On pourrait sans doute facilement le dissuader à moindre frais de se servir dans les maïs en lait par quelque répulsif ou barrière électrique... Leur période d’appétence est en effet très brève, et contrairement aux sangliers qui n’hésitent pas à faire de longs parcours pour contourner les obstacles, le blaireau ne force pas a priori le passage ! Concernant les éboulements provoqués par les terriers dans les champs, Denis-Richard Blackbourn, naturaliste qui connaît bien cet animal, s’interroge : il semblerait que l’on soit souvent en présence d’une “approche inversée”... Ne serait-ce pas bien souvent l’agriculteur, qui après avoir détruit les haies et bosquets, abritant des terriers, va rouler (avec du matériel de plus en plus lourd) sur des galeries, parfois fort anciennes ?

Une maternité très originale... Après l’accouplement, l’implantation de l’œuf fécondé est différée et son développement ne débute qu’au bout de 10 mois. La durée de gestation étant d’environ 2 mois, les naissances auront lieu au début de l’année suivante, en février-mars. Cependant des mises bas sont possibles plus tardivement. Le développement embryonnaire décalé (ovo-implantation différée) permet aux jeunes blaireaux nés au début du printemps d’aborder dans de meilleures conditions leur premier hiver. Le nombre moyen de blaireautins par portée varie selon les pays et les années. La moyenne européenne équivaut à 2, 43 jeunes par femelle. En moyenne, 30 % des jeunes âgés de plus de 8 semaines ne passent pas le cap de la 1re année.

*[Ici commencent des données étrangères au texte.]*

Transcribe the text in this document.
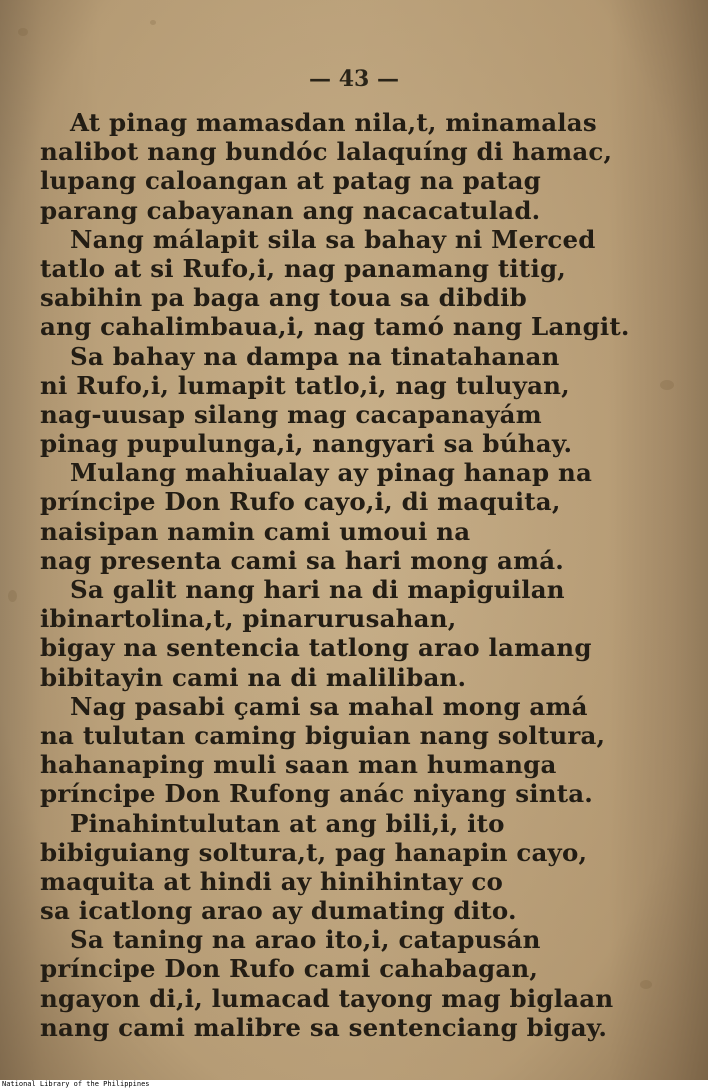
— 43 —
At pinag mamasdan nila,t, minamalas
nalibot nang bundóc lalaquíng di hamac,
lupang caloangan at patag na patag
parang cabayanan ang nacacatulad.
Nang málapit sila sa bahay ni Merced
tatlo at si Rufo,i, nag panamang titig,
sabihin pa baga ang toua sa dibdib
ang cahalimbaua,i, nag tamó nang Langit.
Sa bahay na dampa na tinatahanan
ni Rufo,i, lumapit tatlo,i, nag tuluyan,
nag-uusap silang mag cacapanayám
pinag pupulunga,i, nangyari sa búhay.
Mulang mahiualay ay pinag hanap na
príncipe Don Rufo cayo,i, di maquita,
naisipan namin cami umoui na
nag presenta cami sa hari mong amá.
Sa galit nang hari na di mapiguilan
ibinartolina,t, pinarurusahan,
bigay na sentencia tatlong arao lamang
bibitayin cami na di maliliban.
Nag pasabi çami sa mahal mong amá
na tulutan caming biguian nang soltura,
hahanaping muli saan man humanga
príncipe Don Rufong anác niyang sinta.
Pinahintulutan at ang bili,i, ito
bibiguiang soltura,t, pag hanapin cayo,
maquita at hindi ay hinihintay co
sa icatlong arao ay dumating dito.
Sa taning na arao ito,i, catapusán
príncipe Don Rufo cami cahabagan,
ngayon di,i, lumacad tayong mag biglaan
nang cami malibre sa sentenciang bigay.
National Library of the Philippines
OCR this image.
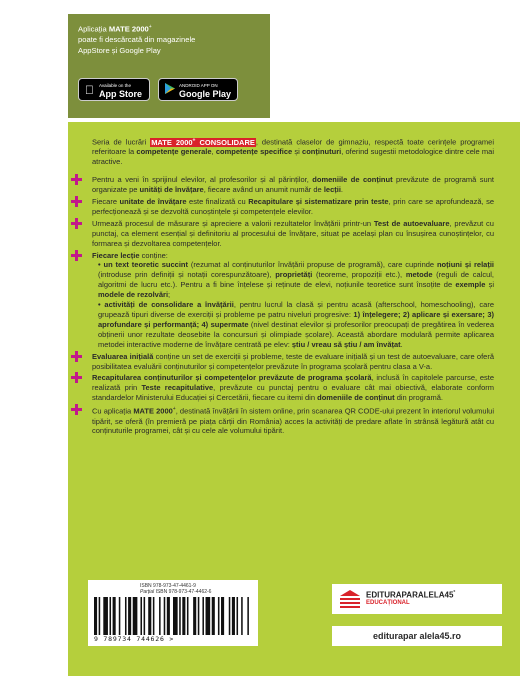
Aplicația MATE 2000+
poate fi descărcată din magazinele
AppStore și Google Play
Available on the
App Store
ANDROID APP ON
Google Play

Seria de lucrări MATE 2000+ CONSOLIDARE, destinată claselor de gimnaziu, respectă toate cerințele programei referitoare la competențe generale, competențe specifice și conținuturi, oferind sugestii metodologice dintre cele mai atractive.

Pentru a veni în sprijinul elevilor, al profesorilor și al părinților, domeniile de conținut prevăzute de programă sunt organizate pe unități de învățare, fiecare având un anumit număr de lecții.
Fiecare unitate de învățare este finalizată cu Recapitulare și sistematizare prin teste, prin care se aprofundează, se perfecționează și se dezvoltă cunoștințele și competențele elevilor.
Urmează procesul de măsurare și apreciere a valorii rezultatelor învățării printr-un Test de autoevaluare, prevăzut cu punctaj, ca element esențial și definitoriu al procesului de învățare, situat pe același plan cu însușirea cunoștințelor, cu formarea și dezvoltarea competențelor.
Fiecare lecție conține:

• un text teoretic succint (rezumat al conținuturilor învățării propuse de programă), care cuprinde noțiuni și relații (introduse prin definiții și notații corespunzătoare), proprietăți (teoreme, propoziții etc.), metode (reguli de calcul, algoritmi de lucru etc.). Pentru a fi bine înțelese și reținute de elevi, noțiunile teoretice sunt însoțite de exemple și modele de rezolvări;

• activități de consolidare a învățării, pentru lucrul la clasă și pentru acasă (afterschool, homeschooling), care grupează tipuri diverse de exerciții și probleme pe patru niveluri progresive: 1) înțelegere; 2) aplicare și exersare; 3) aprofundare și performanță; 4) supermate (nivel destinat elevilor și profesorilor preocupați de pregătirea în vederea obținerii unor rezultate deosebite la concursuri și olimpiade școlare). Această abordare modulară permite aplicarea metodei interactive moderne de învățare centrată pe elev: știu / vreau să știu / am învățat.

Evaluarea inițială conține un set de exerciții și probleme, teste de evaluare inițială și un test de autoevaluare, care oferă posibilitatea evaluării conținuturilor și competențelor prevăzute în programa școlară pentru clasa a V-a.
Recapitularea conținuturilor și competențelor prevăzute de programa școlară, inclusă în capitolele parcurse, este realizată prin Teste recapitulative, prevăzute cu punctaj pentru o evaluare cât mai obiectivă, elaborate conform standardelor Ministerului Educației și Cercetării, fiecare cu itemi din domeniile de conținut din programă.
Cu aplicația MATE 2000+, destinată învățării în sistem online, prin scanarea QR CODE-ului prezent în interiorul volumului tipărit, se oferă (în premieră pe piața cărții din România) acces la activități de predare aflate în strânsă legătură atât cu conținuturile programei, cât și cu cele ale volumului tipărit.
ISBN 978-973-47-4461-9
Parțial ISBN 978-973-47-4462-6
9 789734 744626 >
EDITURAPARALELA45°
EDUCAȚIONAL
editurapar alela45.ro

Certaines études montrent que, dans des conditions normales (hors mortalité liée aux tirs, aux piégeages et au trafic routier) les blaireaux maintiennent des effectifs constants. Cette régulation des effectifs dépend de la densité d’animaux sur un même territoire. Le délai important entre la fécondation des blairelles et l’implantation des œufs permettrait cette limitation des naissances. Par exemple, en cas de diminution des ressources alimentaires, il y aurait une résorption des embryons chez les femelles fécondées pour réduire le nombre de jeunes.

figure 3
natalité

D’ autre part, des relations hiérarchiques et de dominance interdiraient à des femelles de s’accoupler certaines années pour maintenir l’équilibre entre la population de blaireaux et le milieu. Pour conserver leurs effectifs ou aller se reproduire dans d’autres familles, les blaireaux se dispersent ; ces changements de territoire sont néanmoins assez rares.

figure 4
Le cycle reproductif
On remarquera la grande différence entre le taux de natalité chez le blaireau (0,31) et chez le renard (0,65) : ceci explique que la reconstitution des populations de blaireaux soit bien plus lente alors qu’ont cessé les campagnes d’éradication pour cause de rage (figures 3 et 4).
figure 5
Densité des populations de blaireaux en Europe

Pour ce qui concerne la densité des populations, il faut reconnaître qu’il existe de grandes différences entre les divers départements français. Mais l’étude de la situation à l’échelle européenne (carte figure 5) montre clairement, par exemple en Angleterre, où la densité est pourtant jusqu’à 40 fois supérieure à celle de la France, qu’une cohabitation entre l’homme et la faune sauvage est possible : l’espèce y est protégée.

figure 6
Effectifs du blaireau en Europe
L’évaluation à 100 000 individus pour la France (figure 6) est peut-être approximative. En effet, il existe très peu d’études sur le sujet. Il faut être très prudent sur les comptages effectués par certaines fédérations de chasse qui multiplient allègrement le nombre de terriers par un nombre moyen estimé d’individus, ignorant par le fait qu’un même blaireau utilise un grand nombre de terriers différents sur son territoire, en ne les occupant jamais simultanément (voir figure 7)...

figure 7
Caractéristiques des terriers
... quand l’ignorance ne les conduit pas à confondre terrier et gueules... Dans le Jura, on peut même dire que certains s’appuient sur des sondages d’opinion auprès des agriculteurs ou des chasseurs : "Pensez-vous que les populations augmentent ? Souhaiteriez-vous être indemnisé pour les dégâts ? "... C’est pourquoi toute autorisation préfectorale de destruction du blaireau devrait s’appuyer préalablement sur une étude de terrain rigoureuse, conduite de manière scientifique, plusieurs années durant !
figure 8
Effectifs du blaireau en Suisse

Le tableau présenté figure 8 montre qu’après une très forte régression entre 1967 et 1985, il aura fallu près de 15 ans pour que les effectifs retrouvent un niveau équivalent. Il est pratiquement de même en France. A l’échelle d’une vie humaine, c’est long ! Et si l’on commence à revoir compère tesson, cela ne signifie pas forcement qu’il y en a trop !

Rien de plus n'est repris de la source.